ABC has two other shows with predominantly nonwhite casts right now—“Black-ish,” on Wednesdays, and “Fresh Off the Boat,” debuting this winter. They’re both single-cam, relying on editing and voiceover to reveal minute details to the audience—and thus avoiding the pitfalls of caricature and misinterpretation. Meanwhile, “Cristela” is heading into the broad-comedy breach with a predominantly Latino cast.

But: It is killing it. "Cristela" is the funniest new comedy I’ve seen this year, and one of the first shows in a while that I’ve wanted to introduce to my parents. It’s family-friendly and broad, but it’s not dumbed-down, either. And in the grand tradition of multi-cam comedies, it creates wonderful exchanges between its ensemble characters. At one point, Cristela yells across the office to the coworkers gossiping about her: “Even though I’m Mexican, I can still hear you!” It might not sound totally hilarious on paper, but that’s kind of the point—it’s the timing, the actors and what we know of the characters already.

There’s something else about Friday that works in “Cristela”’s favor—a funny little hiccup in demographics that says a lot America in 2014. As Bill Carter explained in the New York Times in 2011, Spanish-language viewership is actually higher on Fridays, because of the traditional format for telenovelas. Then-president of Univision told Carter, “The telenovela has a different viewing habit. The story runs in sequence Monday through Friday, and the Friday episode is often a cliffhanger.” He adds: Hispanic families tend to watch their favorite shows as a family. Which, Carter points out, is how most Americans used to watch television.

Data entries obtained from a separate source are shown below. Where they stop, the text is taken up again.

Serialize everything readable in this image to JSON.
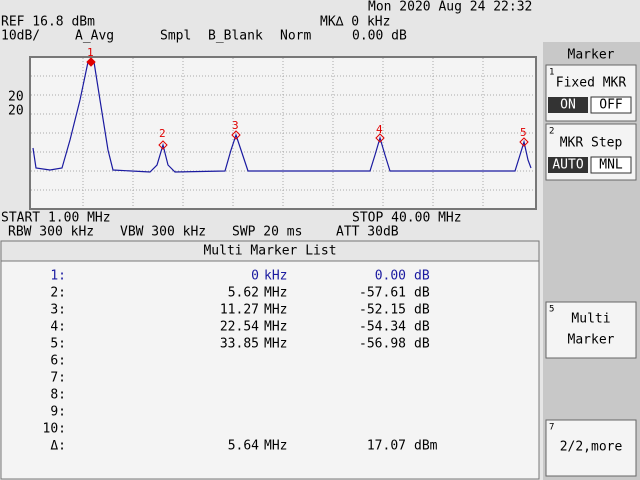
{
  "header": {
    "datetime": "Mon 2020 Aug 24 22:32",
    "ref": "REF 16.8 dBm",
    "marker_delta": "MK∆ 0 kHz",
    "scale": "10dB/",
    "detector": "A_Avg",
    "sample": "Smpl",
    "blank": "B_Blank",
    "mode": "Norm",
    "delta_level": "0.00 dB"
  },
  "plot": {
    "scale_labels": [
      "20",
      "20"
    ],
    "marker_labels": [
      "1",
      "2",
      "3",
      "4",
      "5"
    ]
  },
  "footer": {
    "start": "START 1.00 MHz",
    "stop": "STOP 40.00 MHz",
    "rbw": "RBW 300 kHz",
    "vbw": "VBW 300 kHz",
    "swp": "SWP 20 ms",
    "att": "ATT 30dB"
  },
  "marker_list": {
    "title": "Multi Marker List",
    "rows": [
      [
        "1:",
        "0",
        "kHz",
        "0.00",
        "dB"
      ],
      [
        "2:",
        "5.62",
        "MHz",
        "-57.61",
        "dB"
      ],
      [
        "3:",
        "11.27",
        "MHz",
        "-52.15",
        "dB"
      ],
      [
        "4:",
        "22.54",
        "MHz",
        "-54.34",
        "dB"
      ],
      [
        "5:",
        "33.85",
        "MHz",
        "-56.98",
        "dB"
      ],
      [
        "6:"
      ],
      [
        "7:"
      ],
      [
        "8:"
      ],
      [
        "9:"
      ],
      [
        "10:"
      ],
      [
        "Δ:",
        "5.64",
        "MHz",
        "17.07",
        "dBm"
      ]
    ]
  },
  "softkeys": {
    "title": "Marker",
    "keys": [
      {
        "number": "1",
        "label": "Fixed MKR",
        "options": [
          "ON",
          "OFF"
        ]
      },
      {
        "number": "2",
        "label": "MKR Step",
        "options": [
          "AUTO",
          "MNL"
        ]
      },
      {
        "number": "5",
        "label_lines": [
          "Multi",
          "Marker"
        ]
      },
      {
        "number": "7",
        "label": "2/2,more"
      }
    ]
  }
}
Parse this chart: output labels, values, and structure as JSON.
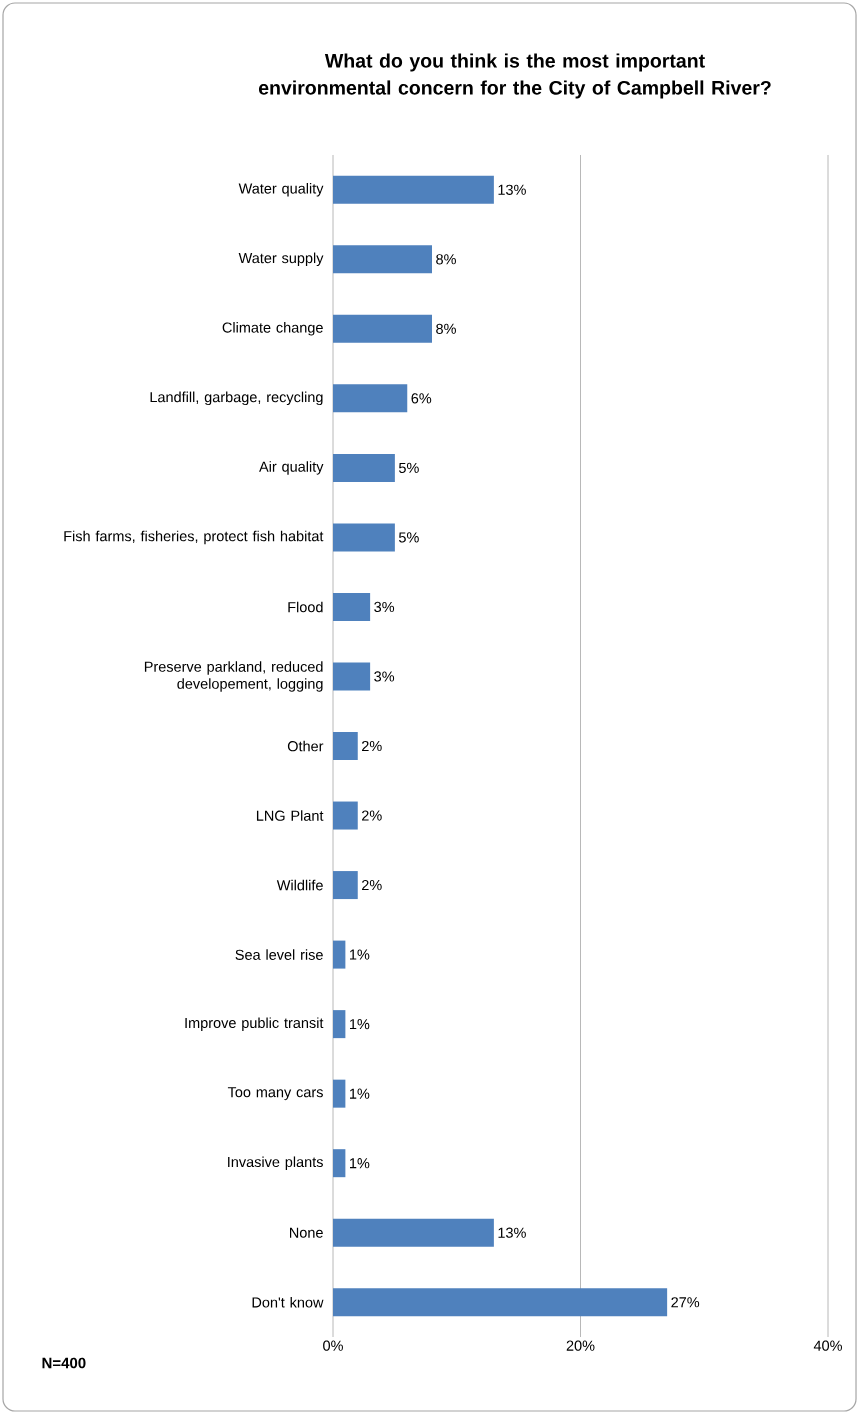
{
  "chart_data": {
    "type": "bar",
    "orientation": "horizontal",
    "title": "What do you think is the most important environmental concern for the City of Campbell River?",
    "categories": [
      "Water quality",
      "Water supply",
      "Climate change",
      "Landfill, garbage, recycling",
      "Air quality",
      "Fish farms, fisheries, protect fish habitat",
      "Flood",
      "Preserve parkland, reduced developement, logging",
      "Other",
      "LNG Plant",
      "Wildlife",
      "Sea level rise",
      "Improve public transit",
      "Too many cars",
      "Invasive plants",
      "None",
      "Don't know"
    ],
    "values": [
      13,
      8,
      8,
      6,
      5,
      5,
      3,
      3,
      2,
      2,
      2,
      1,
      1,
      1,
      1,
      13,
      27
    ],
    "value_labels": [
      "13%",
      "8%",
      "8%",
      "6%",
      "5%",
      "5%",
      "3%",
      "3%",
      "2%",
      "2%",
      "2%",
      "1%",
      "1%",
      "1%",
      "1%",
      "13%",
      "27%"
    ],
    "color": "#4f81bd",
    "xlim": [
      0,
      40
    ],
    "xticks": [
      {
        "value": 0,
        "label": "0%"
      },
      {
        "value": 20,
        "label": "20%"
      },
      {
        "value": 40,
        "label": "40%"
      }
    ],
    "grid": "x",
    "annotations": [
      "N=400"
    ]
  }
}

Maybe “Cristela”’s place on Fridays—and the muted success of shows on Fridays—offers a glimpse into a section of American audiences that aren’t always the focus of advertisers and the rest of the media. Which makes perfect sense, as that’s the audience Cristela Alonzo is going for. But better yet—now that the American Broadcasting Company is airing a sitcom, during what used to be its “TGIF” hour, that features a Latino family for a little dose of all-American, family-friendly viewing, maybe what’s really happening is that what it means to be American is changing right before our eyes.